# "Razer Mantis Speed" waschen/reinigen ?



## DanielX (29. März 2009)

Hy, mein Razer Mantis Speed (Mauspad) sieht aus wie sau, da es schon ein paar Jahre auf dem Buckel hat.

Jetzt bin ich halt am überlegen ob ich die nicht einfach in warmen Wasser waschen kann?

Leider hab ich da selbst auf der Razer Seite nicht zu gefunden.

Würd halt gerne wissen ob das schon mal wer gemacht hat, bevor sich meins dann auflöst. 

MfG DanielX


----------



## DanielX (31. März 2009)

Ist immer noch dreckig, keiner ne Ahnung???

MfG DanielX


----------



## Uziflator (1. April 2009)

Versuchs mal mit einer Fusselrolle laut Silentkilla soll es helfen.


----------



## DanielX (1. April 2009)

Ist ja nicht nur Oberflächlich sondern im dem Stoff drinnen.
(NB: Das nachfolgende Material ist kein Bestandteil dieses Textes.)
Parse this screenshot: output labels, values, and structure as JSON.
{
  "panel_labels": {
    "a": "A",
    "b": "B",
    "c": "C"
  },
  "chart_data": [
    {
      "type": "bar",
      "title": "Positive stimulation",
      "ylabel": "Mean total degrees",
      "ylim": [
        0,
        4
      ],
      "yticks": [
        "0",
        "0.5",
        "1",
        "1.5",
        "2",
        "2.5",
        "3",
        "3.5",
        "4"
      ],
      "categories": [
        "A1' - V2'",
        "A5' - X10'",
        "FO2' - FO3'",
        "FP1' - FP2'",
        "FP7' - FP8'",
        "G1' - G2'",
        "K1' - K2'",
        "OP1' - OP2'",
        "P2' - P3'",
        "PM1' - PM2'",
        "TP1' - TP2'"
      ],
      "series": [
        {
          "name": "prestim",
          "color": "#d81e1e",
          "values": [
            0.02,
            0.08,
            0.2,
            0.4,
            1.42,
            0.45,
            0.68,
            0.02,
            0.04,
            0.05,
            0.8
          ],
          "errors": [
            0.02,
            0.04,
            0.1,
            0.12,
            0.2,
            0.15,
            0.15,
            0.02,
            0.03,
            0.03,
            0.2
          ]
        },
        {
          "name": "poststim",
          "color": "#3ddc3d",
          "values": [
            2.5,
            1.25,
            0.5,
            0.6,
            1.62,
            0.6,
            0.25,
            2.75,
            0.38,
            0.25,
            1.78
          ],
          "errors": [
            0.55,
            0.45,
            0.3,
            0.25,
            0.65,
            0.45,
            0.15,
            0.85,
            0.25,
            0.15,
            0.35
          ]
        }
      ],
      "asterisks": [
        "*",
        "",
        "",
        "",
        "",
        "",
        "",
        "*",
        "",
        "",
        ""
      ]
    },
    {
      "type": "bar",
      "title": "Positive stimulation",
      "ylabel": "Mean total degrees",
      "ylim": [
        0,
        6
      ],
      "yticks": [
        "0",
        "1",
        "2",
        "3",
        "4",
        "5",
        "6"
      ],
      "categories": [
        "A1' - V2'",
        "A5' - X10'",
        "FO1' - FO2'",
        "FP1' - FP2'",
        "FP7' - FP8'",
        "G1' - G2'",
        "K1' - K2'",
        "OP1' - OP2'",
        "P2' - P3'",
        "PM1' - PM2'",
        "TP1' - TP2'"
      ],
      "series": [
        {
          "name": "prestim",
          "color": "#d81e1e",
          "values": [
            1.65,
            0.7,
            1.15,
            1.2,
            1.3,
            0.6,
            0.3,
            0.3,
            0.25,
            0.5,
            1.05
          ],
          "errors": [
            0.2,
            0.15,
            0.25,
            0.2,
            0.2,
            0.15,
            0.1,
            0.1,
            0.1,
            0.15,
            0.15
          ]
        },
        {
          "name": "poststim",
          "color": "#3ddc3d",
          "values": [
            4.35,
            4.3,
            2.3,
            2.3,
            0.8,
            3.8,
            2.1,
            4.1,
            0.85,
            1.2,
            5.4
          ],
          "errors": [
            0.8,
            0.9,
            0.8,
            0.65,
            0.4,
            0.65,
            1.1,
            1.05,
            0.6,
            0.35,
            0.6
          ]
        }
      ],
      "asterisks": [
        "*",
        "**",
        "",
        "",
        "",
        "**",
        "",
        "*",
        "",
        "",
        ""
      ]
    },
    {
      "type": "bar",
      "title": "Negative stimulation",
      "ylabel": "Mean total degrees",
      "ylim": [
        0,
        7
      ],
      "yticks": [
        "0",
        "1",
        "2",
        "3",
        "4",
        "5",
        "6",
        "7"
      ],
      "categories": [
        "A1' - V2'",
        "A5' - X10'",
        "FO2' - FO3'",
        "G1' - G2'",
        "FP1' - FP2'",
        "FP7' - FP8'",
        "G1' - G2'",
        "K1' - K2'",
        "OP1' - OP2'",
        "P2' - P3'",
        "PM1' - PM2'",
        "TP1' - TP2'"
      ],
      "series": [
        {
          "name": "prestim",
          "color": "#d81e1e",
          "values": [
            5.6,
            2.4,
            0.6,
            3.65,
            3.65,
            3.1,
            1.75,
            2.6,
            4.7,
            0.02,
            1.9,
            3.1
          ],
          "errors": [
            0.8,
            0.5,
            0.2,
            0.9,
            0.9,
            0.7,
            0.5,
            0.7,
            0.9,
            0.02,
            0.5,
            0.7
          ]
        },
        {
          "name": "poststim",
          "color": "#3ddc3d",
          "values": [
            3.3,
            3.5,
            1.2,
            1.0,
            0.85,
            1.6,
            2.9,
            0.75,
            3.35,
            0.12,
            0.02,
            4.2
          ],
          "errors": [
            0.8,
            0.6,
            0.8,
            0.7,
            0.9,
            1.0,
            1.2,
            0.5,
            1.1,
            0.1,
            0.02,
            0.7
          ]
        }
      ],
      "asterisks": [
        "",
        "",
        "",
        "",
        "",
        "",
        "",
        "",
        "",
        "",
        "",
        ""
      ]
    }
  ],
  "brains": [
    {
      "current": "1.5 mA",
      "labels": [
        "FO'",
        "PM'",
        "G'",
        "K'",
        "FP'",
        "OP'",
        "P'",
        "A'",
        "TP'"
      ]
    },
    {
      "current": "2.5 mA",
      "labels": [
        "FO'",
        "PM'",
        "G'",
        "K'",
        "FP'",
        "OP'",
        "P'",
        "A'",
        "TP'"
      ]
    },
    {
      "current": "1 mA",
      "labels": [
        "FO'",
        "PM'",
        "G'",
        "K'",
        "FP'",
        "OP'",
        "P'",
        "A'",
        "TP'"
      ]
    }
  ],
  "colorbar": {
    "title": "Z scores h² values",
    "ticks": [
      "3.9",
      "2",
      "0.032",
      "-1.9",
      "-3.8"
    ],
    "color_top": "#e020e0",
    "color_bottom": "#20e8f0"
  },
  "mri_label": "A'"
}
Waren halt die üblichen Verdächtigen wie Cola und Kaffe. 

MfG DanielX


----------



## Uziflator (1. April 2009)

DanielX schrieb:


> Ist ja nicht nur Oberflächlich sondern im dem Stoff drinnen.
> 
> Waren halt die üblichen Verdächtigen wie Cola und Kaffe.
> 
> MfG DanielX



Aso versuchs mal mit der Waschmaschine, wenn gar nicht mehr gehen sollte wie wäre es mit einem neuem Mauspad?!


----------



## DanielX (1. April 2009)

Also Waschmachine lass ich mal stecken, ich probiers gleich lieber mal einfach mit warmen Wasser.

Und nen neues kaufen will ich nicht, ich kauf mir ja auch keine nuen Klamotten nur weil sie dreckig sind. 

MfG DanielX


----------



## Uziflator (1. April 2009)

DanielX schrieb:


> Also Waschmachine lass ich mal stecken, ich probiers gleich lieber mal einfach mit warmen Wasser.
> 
> Und nen neues kaufen will ich nicht, ich kauf mir ja auch keine nuen Klamotten nur weil sie dreckig sind.
> 
> MfG DanielX


Natürlich kauft man nich neue Klamotten wenn sie dreckig, sind aber die kommen dann ja auch in die Waschmaschine wenn sie dreckig sind.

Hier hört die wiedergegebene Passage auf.